Depois de cinco pregões de perdas bilionárias, Donald Trump voltou atrás em sua política tarifária controversa por pelo menos 90 dias. Culpando a China pelo caos que tomou conta do mercado financeiro e claramente irritado pelas tarifas retaliatórias impostas pelo governo chinês, Trump anunciou que todas as taxações recíprocas serão congeladas em 10% pelos próximos três meses — mas o seu rival asiático sofrerá com uma sobretaxa de 125% mais os 20% anunciados no início do ano.
A reação do mercado foi de festa — com o Nasdaq alcançando o seu melhor desempenho diário com uma alta de 12%. As bolsas no Brasil, Europa e Ásia também saltaram. Hoje, no entanto, a história é bem diferente.
Em Nova York, as perdas são da ordem de 5%. O petróleo tem mais um dia de forte queda, com um recuo de quase 4%. Na B3, o Ibovespa cai 2%.
Você pode estar se perguntando o que aconteceu com o bom humor que se dissipou entre o mercado ontem, mas a verdade é que os economistas e analistas já apontavam que a euforia tendia a ter vida curta. É que, no fim do dia, o cenário principal ainda é de uma Guerra Comercial envolvendo as duas maiores economias globais — e com impactos colaterais ainda incalculáveis.
Nem mesmo o resultado da inflação americana abaixo do esperado foi capaz de dar fôlego ao mercado. Nomes de peso seguem falando sobre os riscos da Guerra Tarifária e o seu impacto no bolso — e na economia — dos americanos.
Jamie Dimon, CEO do JP Morgan, segue alertando para um risco cada vez maior de recessão, enquanto analistas do Goldman Sachs apontam para um risco maior de “bear market”.
Além disso, Andy Jassy, CEO da Amazon, afirmou em entrevista à CNBC que é muito provável que os varejistas repassem o preço das tarifas para os seus consumidores, alimentando a inflação. Jeff Schmid, presidente do Fed de Kansas City, afirmou hoje que não está “disposto a correr riscos quando se trata de manter a credibilidade do Fed” em relação à alta dos preços.
“O cenário ainda está muito volátil”, aponta Matheus Spiess, analista da Empiricus Research. “Essa pausa não encerra e nem coloca um ponto final nessa história, mas já fragiliza o governo americano que, agora, tenta se recompor”.

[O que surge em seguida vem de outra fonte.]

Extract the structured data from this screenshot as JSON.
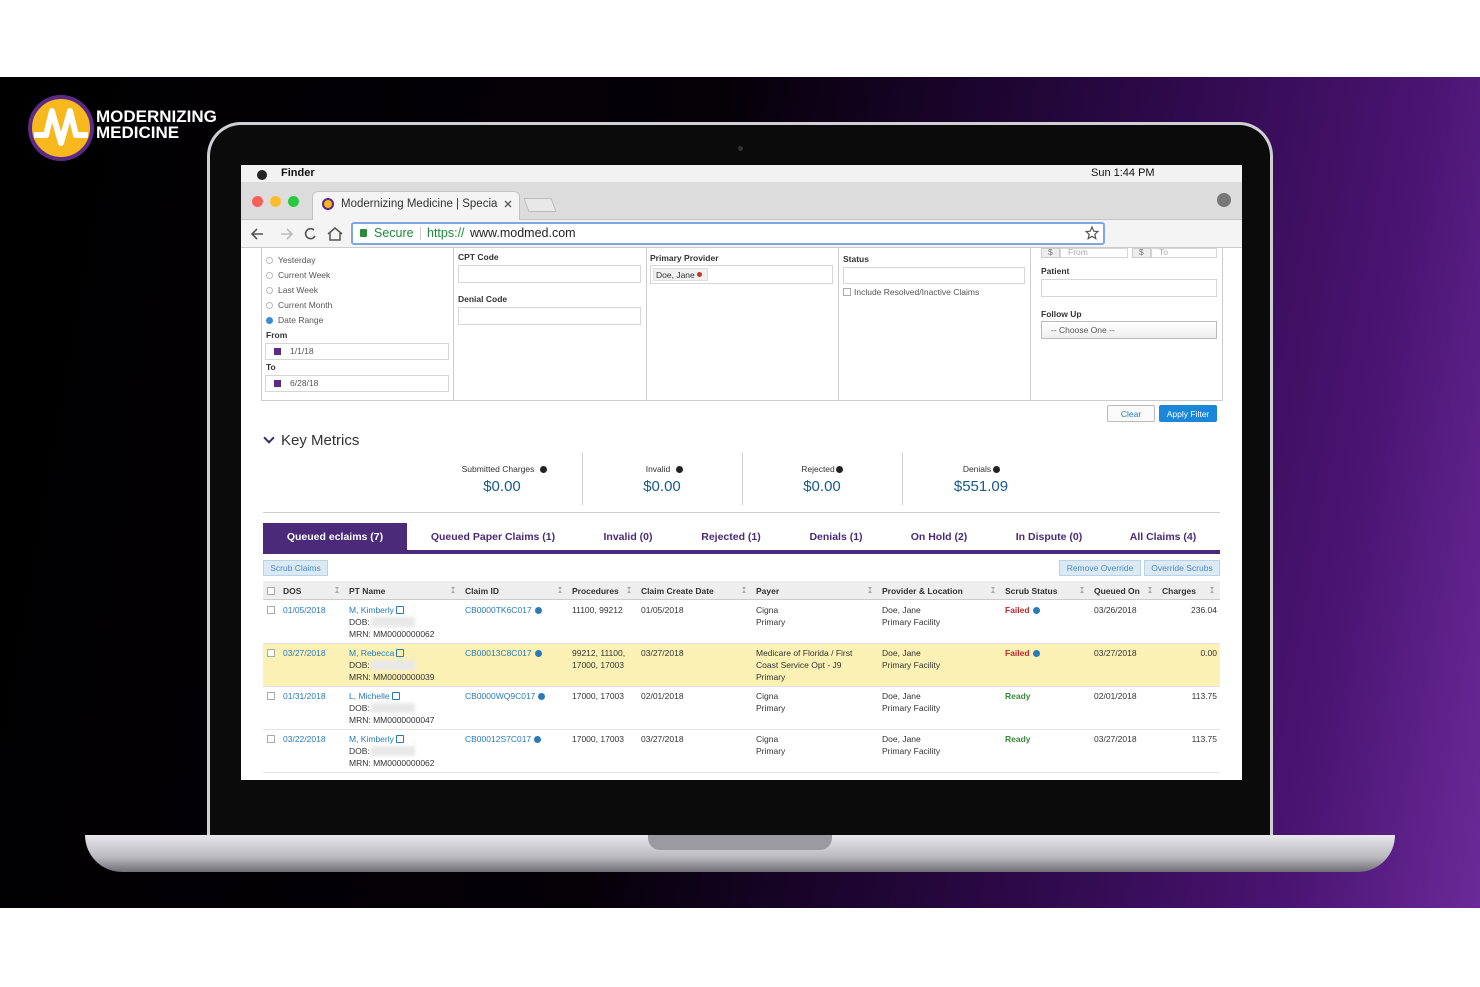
{
  "logo": {
    "line1": "MODERNIZING",
    "line2": "MEDICINE"
  },
  "menubar": {
    "app": "Finder",
    "clock": "Sun 1:44 PM"
  },
  "browser": {
    "tab_title": "Modernizing Medicine | Specia",
    "secure": "Secure",
    "url_scheme": "https://",
    "url_host": "www.modmed.com"
  },
  "filters": {
    "date_options": [
      "Yesterday",
      "Current Week",
      "Last Week",
      "Current Month",
      "Date Range"
    ],
    "from_label": "From",
    "from_value": "1/1/18",
    "to_label": "To",
    "to_value": "6/28/18",
    "cpt_code_label": "CPT Code",
    "denial_code_label": "Denial Code",
    "primary_provider_label": "Primary Provider",
    "provider_chip": "Doe, Jane",
    "status_label": "Status",
    "include_resolved": "Include Resolved/Inactive Claims",
    "currency": "$",
    "amount_from": "From",
    "amount_to": "To",
    "patient_label": "Patient",
    "follow_up_label": "Follow Up",
    "follow_up_value": "-- Choose One --",
    "clear": "Clear",
    "apply": "Apply Filter"
  },
  "key_metrics": {
    "title": "Key Metrics",
    "items": [
      {
        "label": "Submitted Charges",
        "value": "$0.00"
      },
      {
        "label": "Invalid",
        "value": "$0.00"
      },
      {
        "label": "Rejected",
        "value": "$0.00"
      },
      {
        "label": "Denials",
        "value": "$551.09"
      }
    ]
  },
  "tabs": [
    "Queued eclaims (7)",
    "Queued Paper Claims (1)",
    "Invalid (0)",
    "Rejected (1)",
    "Denials (1)",
    "On Hold (2)",
    "In Dispute (0)",
    "All Claims (4)"
  ],
  "buttons": {
    "scrub": "Scrub Claims",
    "remove_override": "Remove Override",
    "override_scrubs": "Override Scrubs"
  },
  "table": {
    "columns": [
      "DOS",
      "PT Name",
      "Claim ID",
      "Procedures",
      "Claim Create Date",
      "Payer",
      "Provider & Location",
      "Scrub Status",
      "Queued On",
      "Charges"
    ],
    "rows": [
      {
        "dos": "01/05/2018",
        "pt_name": "M, Kimberly",
        "dob": "DOB:",
        "mrn": "MRN: MM0000000062",
        "claim_id": "CB0000TK6C017",
        "procedures": "11100, 99212",
        "claim_create_date": "01/05/2018",
        "payer": "Cigna",
        "payer_rank": "Primary",
        "provider": "Doe, Jane",
        "location": "Primary Facility",
        "scrub_status": "Failed",
        "queued_on": "03/26/2018",
        "charges": "236.04"
      },
      {
        "dos": "03/27/2018",
        "pt_name": "M, Rebecca",
        "dob": "DOB:",
        "mrn": "MRN: MM0000000039",
        "claim_id": "CB00013C8C017",
        "procedures": "99212, 11100, 17000, 17003",
        "claim_create_date": "03/27/2018",
        "payer": "Medicare of Florida / First Coast Service Opt - J9",
        "payer_rank": "Primary",
        "provider": "Doe, Jane",
        "location": "Primary Facility",
        "scrub_status": "Failed",
        "queued_on": "03/27/2018",
        "charges": "0.00"
      },
      {
        "dos": "01/31/2018",
        "pt_name": "L, Michelle",
        "dob": "DOB:",
        "mrn": "MRN: MM0000000047",
        "claim_id": "CB0000WQ9C017",
        "procedures": "17000, 17003",
        "claim_create_date": "02/01/2018",
        "payer": "Cigna",
        "payer_rank": "Primary",
        "provider": "Doe, Jane",
        "location": "Primary Facility",
        "scrub_status": "Ready",
        "queued_on": "02/01/2018",
        "charges": "113.75"
      },
      {
        "dos": "03/22/2018",
        "pt_name": "M, Kimberly",
        "dob": "DOB:",
        "mrn": "MRN: MM0000000062",
        "claim_id": "CB00012S7C017",
        "procedures": "17000, 17003",
        "claim_create_date": "03/27/2018",
        "payer": "Cigna",
        "payer_rank": "Primary",
        "provider": "Doe, Jane",
        "location": "Primary Facility",
        "scrub_status": "Ready",
        "queued_on": "03/27/2018",
        "charges": "113.75"
      }
    ]
  }
}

Em resumo: as tarifas paralisaram, mas o cenário adverso segue firme e forte.
“Essa “trégua” momentânea não traz qualquer alívio para situação que se criou. Ela é absolutamente volátil, sem segurança alguma, e deve impactar apenas os ativos do mercado financeiro por conta da sua caraterística imediatista. Em termos de atividade, de esfera produtiva, ela é absolutamente ineficaz”, explica Carla Argenta, da CM Capital.
Por que uma pausa não é suficiente?
Para entender a razão pela qual uma pausa momentânea não é suficiente é preciso analisar o cenário para além do evento do dia 2 de abril, quando Trump anunciou as tarifas recíprocas com percentuais elevados e uma taxação mínima de 10% para todos os países com relações comerciais com os EUA.
Se para muitos as ações de Trump apontam para um “blefe” — obrigando os seus parceiros comerciais a sentarem na mesa de negociações e estabelecerem melhores condições para a exportação dos produtos americanos —, a China parece ter decidido dobrar a aposta.
Primeiro vieram as tarifas recíprocas de 34% para os Estados Unidos. Trump então adicionou 50% à taxação já existente. O governo chinês retribuiu o gesto, até que o governo americano decidiu pela tarifa de 125% mais os 20% instituídos no início do ano. Ou seja, as duas principais economias do mundo seguem em uma guerra de braço e as tarifas sobre produtos chineses ainda têm um potencial negativo sobre a economia americana (e global).
A frequência com que Donald Trump é capaz de mudar de ideia também é um fator a ser levado em consideração pelos investidores. Nesse caso, não há como fazer investimentos em plantas produtivas, cuja maturação é longa e o objetivo é atender mercados específicos, se a conjuntura e a estrutura econômica que embasaram essa decisão de investimento estão em plena mutação.
“O cenário é carregado de um grau elevadíssimo de incerteza e isso promove reações distintas na esfera financeira e na esfera produtiva. Se, na esfera financeira, o mercado reage intempestivamente a cada anúncio, fazendo com que os ativos valorizem diante de cada sinalização de redução tarifária e vice-versa, na esfera produtiva, as empresas optam por segurança”, aponta Carla Argenta, economista-chefe da CM Capital.